I was thinking recently about an article by Jonathan Fildes, you may have seen on the internet, about the discovery of the first recording of computer music from 1951. The article was about the Ferranti Mark 1 computer at Manchester University, and the existing recordings of "God Save the King", "Baa Baa Black Sheep", and "In the Mood" which predate the Bell Labs IBM mainframe from 1957.

This made me think about the historical significance of computer code. For example, do I need a Ferranti Mark 1 computer to play the original music, or can I just render the code and create the historical sounds on my laptop? I would love to have a copy of Music 360 or Music 11 and be able to somehow make sounds using the original programs on a modern computer. For me, that would be listening to history.

I had Csound version 2 on my laptop for some time until it ceased to work after a recent operating system upgrade. Version 2 was before Perf, and there were 8 GEN routines. I miss being able to get version 2 to work, because it gave me a tingle to play a simple oscillator with version 2 and listen to the sound of history as the original code was compiled and rendered into audio.

This is our twelfth issue of Csound Journal, and this edition features the interesting articles "Implementing Frequency Warping" with the use of GRM Tools and Max frontends by Peiman Khosravi, and "Cross Frequency Modulation" emphasizing plugin opcodes by François Pinot. Very useful from the user's perspective Joachim Heintz writes about "Tuning Your MIDI Keyboard", and my own article looks at sample replacement employing Steven Yi's vaget and vaset opcodes. Also in this issue Jacob Joaquin's "GEN Instruments" article presents a novel and interesting approach to coding data for stored function tables.
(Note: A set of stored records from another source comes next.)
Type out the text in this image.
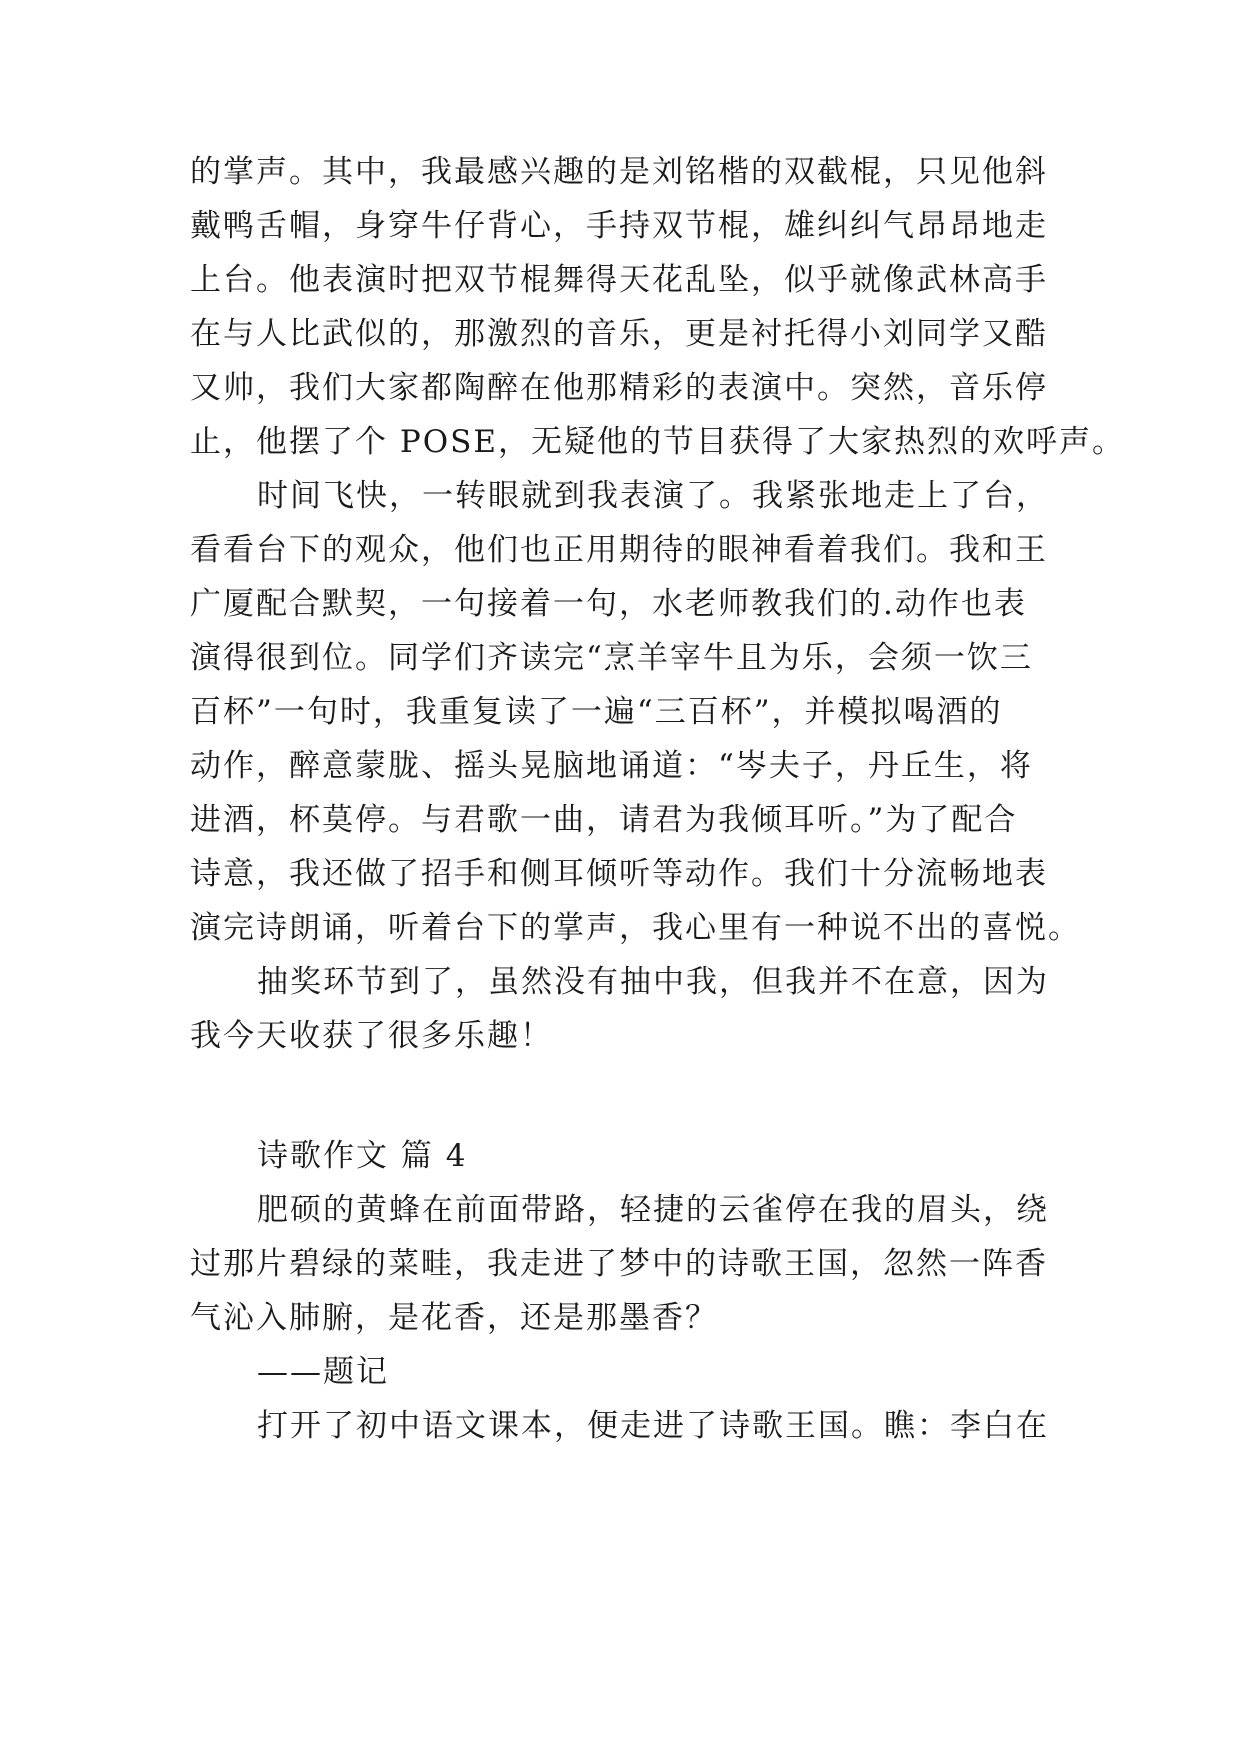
的掌声。其中，我最感兴趣的是刘铭楷的双截棍，只见他斜
戴鸭舌帽，身穿牛仔背心，手持双节棍，雄纠纠气昂昂地走
上台。他表演时把双节棍舞得天花乱坠，似乎就像武林高手
在与人比武似的，那激烈的音乐，更是衬托得小刘同学又酷
又帅，我们大家都陶醉在他那精彩的表演中。突然，音乐停
止，他摆了个 POSE，无疑他的节目获得了大家热烈的欢呼声。
时间飞快，一转眼就到我表演了。我紧张地走上了台，
看看台下的观众，他们也正用期待的眼神看着我们。我和王
广厦配合默契，一句接着一句，水老师教我们的.动作也表
演得很到位。同学们齐读完“烹羊宰牛且为乐，会须一饮三
百杯”一句时，我重复读了一遍“三百杯”，并模拟喝酒的
动作，醉意蒙胧、摇头晃脑地诵道：“岑夫子，丹丘生，将
进酒，杯莫停。与君歌一曲，请君为我倾耳听。”为了配合
诗意，我还做了招手和侧耳倾听等动作。我们十分流畅地表
演完诗朗诵，听着台下的掌声，我心里有一种说不出的喜悦。
抽奖环节到了，虽然没有抽中我，但我并不在意，因为
我今天收获了很多乐趣！
诗歌作文 篇 4
肥硕的黄蜂在前面带路，轻捷的云雀停在我的眉头，绕
过那片碧绿的菜畦，我走进了梦中的诗歌王国，忽然一阵香
气沁入肺腑，是花香，还是那墨香？
——题记
打开了初中语文课本，便走进了诗歌王国。瞧：李白在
We hope you enjoy reading this issue, and look forward to your submissions for the next issue.

James Hearon

 

I'm always amazed and inspired by what my fellow Csound users are developing and exploring in sound and music. The articles in this issue cover a lot of ground: alternate tunings, frequency warping, low-level sample manipulation, user-defined GEN routines, and cross-FM synthesis. Many thanks to the authors for spending the time to put together these fine articles to share with the community. I hope you will find the wide range of topics as interesting and thought provoking as I have!